Capturing all three views (lateral, antero-posterior and oblique) of the foot at every radiological request is essential to present the foot’s true appearance. There are also a multitude of specialised views available. Figure 4 shows a plantar axial view, which successfully captures any sesamoid involvement with ulceration under the first metatarsophalangeal joint.

If the standard three views do not capture the anatomical location required, it is important to liaise directly with radiology at the request stage and ask for direction. This saves time and effort, and reduces repeat exposure of the patient to harmful X-rays. Additionally, the foot is a functional device and weight-bearing views are vital due to displacement of the soft tissues and the true position of the underlying bony structures when standing (Christman, 2015).  This is evident in Figures 5 and 6. These images are of the same non-active Charcot foot, but yet Figure 5 is non-weight-bearing oblique, whereas Figure 6 is the weight-bearing lateral. This non-active Charcot foot has had chronic plantar ulceration for nearly a decade. Note the midfoot sag around the first metatarsophalangeal joint and the near normal alignment that the non-weight-bearing oblique view suggests; compare that to a weight-bearing lateral view with radiopaque marker in situ.

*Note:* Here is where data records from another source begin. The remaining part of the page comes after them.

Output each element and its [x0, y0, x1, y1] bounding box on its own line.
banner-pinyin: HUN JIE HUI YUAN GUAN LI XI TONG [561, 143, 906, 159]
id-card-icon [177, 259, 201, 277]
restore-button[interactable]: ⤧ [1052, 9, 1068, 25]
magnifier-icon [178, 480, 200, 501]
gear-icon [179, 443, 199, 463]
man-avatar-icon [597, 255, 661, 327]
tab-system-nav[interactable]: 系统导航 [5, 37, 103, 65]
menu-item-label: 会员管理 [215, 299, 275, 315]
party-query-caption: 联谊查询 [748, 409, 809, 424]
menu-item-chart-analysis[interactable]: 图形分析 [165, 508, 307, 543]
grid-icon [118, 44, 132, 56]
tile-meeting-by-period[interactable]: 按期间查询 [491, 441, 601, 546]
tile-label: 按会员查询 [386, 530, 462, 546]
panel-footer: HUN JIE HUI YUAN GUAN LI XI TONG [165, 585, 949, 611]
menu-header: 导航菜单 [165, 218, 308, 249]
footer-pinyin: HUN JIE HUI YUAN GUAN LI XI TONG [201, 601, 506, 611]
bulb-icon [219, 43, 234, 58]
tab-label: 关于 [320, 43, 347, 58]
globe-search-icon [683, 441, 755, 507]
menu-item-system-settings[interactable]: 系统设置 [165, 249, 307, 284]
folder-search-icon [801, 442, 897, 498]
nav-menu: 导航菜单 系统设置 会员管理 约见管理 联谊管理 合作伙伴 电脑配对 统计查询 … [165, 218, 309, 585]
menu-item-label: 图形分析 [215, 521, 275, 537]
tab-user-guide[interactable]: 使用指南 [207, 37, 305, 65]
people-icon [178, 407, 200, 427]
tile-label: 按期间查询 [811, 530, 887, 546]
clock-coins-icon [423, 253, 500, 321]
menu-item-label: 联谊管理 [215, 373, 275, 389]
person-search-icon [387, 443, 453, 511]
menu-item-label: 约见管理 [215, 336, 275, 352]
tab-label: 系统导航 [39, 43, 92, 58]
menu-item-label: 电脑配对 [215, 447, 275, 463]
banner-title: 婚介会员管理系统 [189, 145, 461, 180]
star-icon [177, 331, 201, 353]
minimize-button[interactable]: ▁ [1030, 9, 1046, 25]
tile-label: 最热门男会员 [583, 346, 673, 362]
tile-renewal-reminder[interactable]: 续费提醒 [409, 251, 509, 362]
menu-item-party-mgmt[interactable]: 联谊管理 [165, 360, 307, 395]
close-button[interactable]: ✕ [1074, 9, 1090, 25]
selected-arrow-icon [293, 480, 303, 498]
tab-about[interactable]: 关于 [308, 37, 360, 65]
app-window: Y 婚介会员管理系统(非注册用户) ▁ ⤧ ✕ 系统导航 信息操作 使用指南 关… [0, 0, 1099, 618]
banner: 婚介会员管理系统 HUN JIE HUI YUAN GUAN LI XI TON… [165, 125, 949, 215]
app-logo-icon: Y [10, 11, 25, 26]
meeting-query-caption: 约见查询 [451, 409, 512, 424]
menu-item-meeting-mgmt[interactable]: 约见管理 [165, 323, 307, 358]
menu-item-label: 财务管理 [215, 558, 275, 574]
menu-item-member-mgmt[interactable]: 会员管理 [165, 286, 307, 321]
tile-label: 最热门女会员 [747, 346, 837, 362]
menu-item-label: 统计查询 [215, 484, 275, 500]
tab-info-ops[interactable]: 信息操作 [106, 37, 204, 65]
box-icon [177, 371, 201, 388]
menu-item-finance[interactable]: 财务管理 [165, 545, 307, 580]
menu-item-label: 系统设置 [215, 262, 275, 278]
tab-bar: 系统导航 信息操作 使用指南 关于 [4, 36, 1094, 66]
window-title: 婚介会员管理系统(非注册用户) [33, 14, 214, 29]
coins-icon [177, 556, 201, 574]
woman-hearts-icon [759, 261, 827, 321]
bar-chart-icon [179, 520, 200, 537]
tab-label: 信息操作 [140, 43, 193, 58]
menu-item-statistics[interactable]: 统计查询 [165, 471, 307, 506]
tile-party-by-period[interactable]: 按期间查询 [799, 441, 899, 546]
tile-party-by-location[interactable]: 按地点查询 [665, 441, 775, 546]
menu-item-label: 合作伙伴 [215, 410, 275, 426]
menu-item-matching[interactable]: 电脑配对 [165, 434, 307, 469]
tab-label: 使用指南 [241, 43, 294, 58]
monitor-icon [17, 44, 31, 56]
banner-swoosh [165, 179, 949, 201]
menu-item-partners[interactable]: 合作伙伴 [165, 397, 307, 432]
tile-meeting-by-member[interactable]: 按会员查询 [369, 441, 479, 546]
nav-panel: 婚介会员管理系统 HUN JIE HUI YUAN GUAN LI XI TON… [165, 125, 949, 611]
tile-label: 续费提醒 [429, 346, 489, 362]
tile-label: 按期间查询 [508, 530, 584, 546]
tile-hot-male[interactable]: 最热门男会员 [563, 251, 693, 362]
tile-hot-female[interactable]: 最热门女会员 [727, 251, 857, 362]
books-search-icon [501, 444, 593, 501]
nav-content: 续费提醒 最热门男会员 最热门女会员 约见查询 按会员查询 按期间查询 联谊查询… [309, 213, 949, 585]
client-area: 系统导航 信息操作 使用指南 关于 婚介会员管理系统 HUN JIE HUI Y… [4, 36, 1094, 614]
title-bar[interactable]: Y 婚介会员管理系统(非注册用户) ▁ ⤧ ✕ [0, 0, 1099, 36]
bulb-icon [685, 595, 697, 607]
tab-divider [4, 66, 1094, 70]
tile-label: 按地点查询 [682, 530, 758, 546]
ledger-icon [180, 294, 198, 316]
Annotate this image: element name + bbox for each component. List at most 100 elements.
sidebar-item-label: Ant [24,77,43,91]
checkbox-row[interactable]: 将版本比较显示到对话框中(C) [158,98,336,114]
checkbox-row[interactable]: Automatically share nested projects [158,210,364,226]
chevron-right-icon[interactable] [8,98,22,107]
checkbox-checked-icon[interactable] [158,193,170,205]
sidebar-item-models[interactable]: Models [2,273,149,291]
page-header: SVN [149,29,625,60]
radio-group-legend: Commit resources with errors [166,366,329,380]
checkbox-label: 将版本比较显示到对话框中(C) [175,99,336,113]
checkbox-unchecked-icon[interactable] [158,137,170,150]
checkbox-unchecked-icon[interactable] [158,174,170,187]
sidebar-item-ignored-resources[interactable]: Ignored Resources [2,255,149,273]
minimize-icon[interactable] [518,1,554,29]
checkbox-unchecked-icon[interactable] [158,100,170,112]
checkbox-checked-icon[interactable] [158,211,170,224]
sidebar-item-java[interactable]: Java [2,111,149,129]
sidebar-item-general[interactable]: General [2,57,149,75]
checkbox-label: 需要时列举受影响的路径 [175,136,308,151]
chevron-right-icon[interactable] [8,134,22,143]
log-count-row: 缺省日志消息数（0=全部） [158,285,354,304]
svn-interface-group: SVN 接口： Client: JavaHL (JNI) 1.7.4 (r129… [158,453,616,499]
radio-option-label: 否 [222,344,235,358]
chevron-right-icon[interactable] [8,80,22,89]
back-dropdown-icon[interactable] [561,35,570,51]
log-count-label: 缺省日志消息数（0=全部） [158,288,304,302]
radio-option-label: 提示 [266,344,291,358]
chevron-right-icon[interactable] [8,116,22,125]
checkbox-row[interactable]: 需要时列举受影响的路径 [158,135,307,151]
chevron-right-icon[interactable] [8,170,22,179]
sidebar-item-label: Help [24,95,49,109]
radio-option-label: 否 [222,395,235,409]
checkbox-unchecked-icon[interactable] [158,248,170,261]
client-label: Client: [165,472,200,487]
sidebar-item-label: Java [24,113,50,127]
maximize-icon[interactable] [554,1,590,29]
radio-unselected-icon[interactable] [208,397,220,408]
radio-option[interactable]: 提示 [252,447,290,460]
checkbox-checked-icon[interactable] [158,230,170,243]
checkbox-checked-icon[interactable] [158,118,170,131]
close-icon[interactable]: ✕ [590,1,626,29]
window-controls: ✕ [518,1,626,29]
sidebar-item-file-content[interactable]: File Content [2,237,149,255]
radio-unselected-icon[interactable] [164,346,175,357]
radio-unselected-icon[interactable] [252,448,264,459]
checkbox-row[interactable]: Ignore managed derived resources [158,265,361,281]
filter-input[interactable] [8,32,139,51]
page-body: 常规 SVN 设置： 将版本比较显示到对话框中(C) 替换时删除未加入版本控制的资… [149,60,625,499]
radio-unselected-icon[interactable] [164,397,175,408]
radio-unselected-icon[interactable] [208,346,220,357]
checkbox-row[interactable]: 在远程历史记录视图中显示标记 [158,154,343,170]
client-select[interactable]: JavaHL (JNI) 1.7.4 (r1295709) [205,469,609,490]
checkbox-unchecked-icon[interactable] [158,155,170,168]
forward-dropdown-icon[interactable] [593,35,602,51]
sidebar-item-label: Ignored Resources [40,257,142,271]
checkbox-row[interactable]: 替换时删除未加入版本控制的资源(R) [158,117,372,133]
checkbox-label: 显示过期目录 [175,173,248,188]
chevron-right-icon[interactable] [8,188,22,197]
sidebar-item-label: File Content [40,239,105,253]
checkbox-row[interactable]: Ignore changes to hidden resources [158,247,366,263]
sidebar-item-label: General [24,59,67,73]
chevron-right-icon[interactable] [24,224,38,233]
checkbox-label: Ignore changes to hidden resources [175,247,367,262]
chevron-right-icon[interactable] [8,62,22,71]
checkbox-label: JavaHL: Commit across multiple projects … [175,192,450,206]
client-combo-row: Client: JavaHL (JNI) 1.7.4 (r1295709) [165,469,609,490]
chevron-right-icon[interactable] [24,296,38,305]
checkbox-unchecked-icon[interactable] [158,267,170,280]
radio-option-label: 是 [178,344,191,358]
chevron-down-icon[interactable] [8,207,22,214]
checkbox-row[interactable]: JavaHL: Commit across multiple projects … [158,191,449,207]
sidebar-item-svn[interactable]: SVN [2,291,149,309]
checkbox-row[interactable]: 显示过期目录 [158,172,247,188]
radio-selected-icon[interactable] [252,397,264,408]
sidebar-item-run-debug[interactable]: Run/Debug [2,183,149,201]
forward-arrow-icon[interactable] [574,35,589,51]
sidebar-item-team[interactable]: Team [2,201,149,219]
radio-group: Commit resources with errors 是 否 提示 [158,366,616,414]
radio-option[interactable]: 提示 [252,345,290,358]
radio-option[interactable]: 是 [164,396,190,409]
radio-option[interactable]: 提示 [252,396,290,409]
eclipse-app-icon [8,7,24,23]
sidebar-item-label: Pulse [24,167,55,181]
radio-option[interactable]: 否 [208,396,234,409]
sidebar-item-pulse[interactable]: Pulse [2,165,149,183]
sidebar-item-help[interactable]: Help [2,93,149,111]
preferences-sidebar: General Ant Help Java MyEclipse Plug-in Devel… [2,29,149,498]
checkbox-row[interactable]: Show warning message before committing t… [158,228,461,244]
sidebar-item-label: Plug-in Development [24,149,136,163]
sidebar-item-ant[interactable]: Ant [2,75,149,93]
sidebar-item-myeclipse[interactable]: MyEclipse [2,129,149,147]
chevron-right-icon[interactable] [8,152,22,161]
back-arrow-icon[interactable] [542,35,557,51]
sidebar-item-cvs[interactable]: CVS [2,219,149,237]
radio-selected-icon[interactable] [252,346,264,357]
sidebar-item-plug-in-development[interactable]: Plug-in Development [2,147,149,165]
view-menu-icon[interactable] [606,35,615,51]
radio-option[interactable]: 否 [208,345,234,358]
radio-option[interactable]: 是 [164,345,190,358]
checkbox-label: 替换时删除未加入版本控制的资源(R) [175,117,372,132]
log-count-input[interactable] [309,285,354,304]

The new view illustrates the true functional position of the bones and promotes the true Charcot deformity and cause of the chronic wound.

The use of a cutaneous radiopaque material to identify the wound’s location is strongly advised, but not regularly documented or used (DeSena, 1993). In practice, this takes minutes to apply, and marks the borders of the wound, highlights the area in question, and allows better scrutiny of the bony structures underneath by the reporting clinician.

Unlike the clinical practitioner, the reporting radiologist only has the images to report from, and the information given on the request form. The more relevant the clinical detail given, the more detailed and accurate a report will be produced. Finally, it is important to, discuss the report with the named reporter if something has been overlooked and clinical suspicion is still present. As any subtle appearance of the acute signs of OM (periosteal reaction, architectural changes to the trabecular pattern, regional osteopenia and focal lysis) should not be dismissed, even if not seen by radiology.

Conclusion
X-rays are a common tool used in the diagnosis and treatment of osteomyelitis. There are no set rules as to when a clinician should request them. Although X-rays are not seen as being sensitive in the acute stages, they provide the requesting clinician with a plethora of internal detail that cannot be seen clinically. Giving the radiology team a detailed request will allow better understanding of the image generated and a more accurate report. The use of all three views anterior-posterior/oblique and lateral in a weight-bearing stance, with wound markers, is advocated along with repeat X-rays when the ulcer changes or becomes static. Clinicians are reminded that although this article advocates the use of X-rays, other more sensitive imagery, such as MRI, should be ignored. OM is a challenging pathology to diagnose accurately and quickly. It is this authors’ recommendation that as a clinical team it would be best to produce a clinical pathway to manage such a complication so that all clinicians who visit can feel comfortable recognising, diagnosing and treating this complex sequelae of DFI.